O primeiro reparo surge na forma de pergunta: Porquê bochechas? Há assim tanta necessidade de aproveitar todo o centímetro de matéria orgânica do animal? É assim tão imprescindível descarnar-lhe as faces? Só me ocorrem as pungentes criações de Francis Bacon – curiosamente também ele com nome de fumeiro suíno –, com os seus descarnamentos de genialidade talhante. Acontece que essas são para admirar, para embarcar em temas filosóficos sobre a moral, a beleza e a arte e discutir e argumentar sobre a vida e a morte até ser dia novamente, e não para servir como prato principal.
A outra metade da receita não é menos tétrica e macabra. É que não apenas nos remetem para as bochechas rosadas do bacorinho, como lembram a sua infância feliz, em pleno montado, comendo bolotas ingénua, despreocupada e alegremente. Como é que se passa de uma infância despreocupada e feliz como essa, com alimentos naturais e longe de rações rançosas e cheias de antibióticos, para bochechas servidas como prato principal? Porque nos informam sobre tudo isso? É cruel! Só falta acrescentarem o nome do porquinho na receita: Ora, aqui estão as Bochechas do Porco Preto Manelito Que só se Alimentou do Doce Leite Materno e das Mais Puras e Saudáveis Bolotas em Campo Aberto. Foi feliz, mas tivemos de o sacrificar e de lhe retirar as bochechas para deleite gastronómico aqui da casa.
Olhem, fiquei sem vontade de cozinhar! Vou antes revisitar a obra do outro Bacon, ler um livro ou encher as bochechas com um bom vinho.
Ingredientes:
– A obra de Francis Bacon.

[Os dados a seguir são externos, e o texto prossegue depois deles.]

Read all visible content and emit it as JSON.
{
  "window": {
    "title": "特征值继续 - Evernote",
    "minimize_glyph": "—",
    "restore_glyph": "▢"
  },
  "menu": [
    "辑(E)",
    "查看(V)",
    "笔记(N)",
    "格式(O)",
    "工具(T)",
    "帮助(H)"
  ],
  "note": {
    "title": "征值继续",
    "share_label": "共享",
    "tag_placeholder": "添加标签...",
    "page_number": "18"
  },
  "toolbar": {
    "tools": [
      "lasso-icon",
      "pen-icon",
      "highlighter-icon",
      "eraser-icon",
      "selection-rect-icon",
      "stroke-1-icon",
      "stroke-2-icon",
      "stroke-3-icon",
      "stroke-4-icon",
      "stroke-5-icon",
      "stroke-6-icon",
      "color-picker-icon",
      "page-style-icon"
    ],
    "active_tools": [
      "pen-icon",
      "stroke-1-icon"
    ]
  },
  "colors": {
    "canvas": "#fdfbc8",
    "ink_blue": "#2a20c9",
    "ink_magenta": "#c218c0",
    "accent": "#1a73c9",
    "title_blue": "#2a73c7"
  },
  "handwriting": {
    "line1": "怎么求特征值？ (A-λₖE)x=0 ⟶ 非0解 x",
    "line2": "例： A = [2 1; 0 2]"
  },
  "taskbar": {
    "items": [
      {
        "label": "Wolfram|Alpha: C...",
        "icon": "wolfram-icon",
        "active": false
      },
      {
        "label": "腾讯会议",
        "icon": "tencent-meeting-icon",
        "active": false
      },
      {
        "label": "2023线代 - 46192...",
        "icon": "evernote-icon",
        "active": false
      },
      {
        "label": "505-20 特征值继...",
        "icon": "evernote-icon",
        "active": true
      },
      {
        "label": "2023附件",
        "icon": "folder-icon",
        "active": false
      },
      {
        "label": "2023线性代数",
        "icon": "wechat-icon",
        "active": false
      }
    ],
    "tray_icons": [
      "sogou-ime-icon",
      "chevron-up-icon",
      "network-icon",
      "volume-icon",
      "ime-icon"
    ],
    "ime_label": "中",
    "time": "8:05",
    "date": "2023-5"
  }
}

Não procure por períodos ou temáticas, referimo-nos a toda ela
– Um bom vinho, para esquecer o início e final de toda esta conversa
– Um livro incrivelmente absorvente, ainda que sobre microeconomia na Micronésia, que deite liminarmente por terra a imagem do porco preto Manelito na sua idílica pastagem diária
Tempo de preparação:
Esquecer demora o seu tempo, podendo mesmo nunca vir a acontecer. Não se torture demasiado e dê tempo ao tempo, tudo aquilo que não foi permitido ao Manelito. Pobrezinho!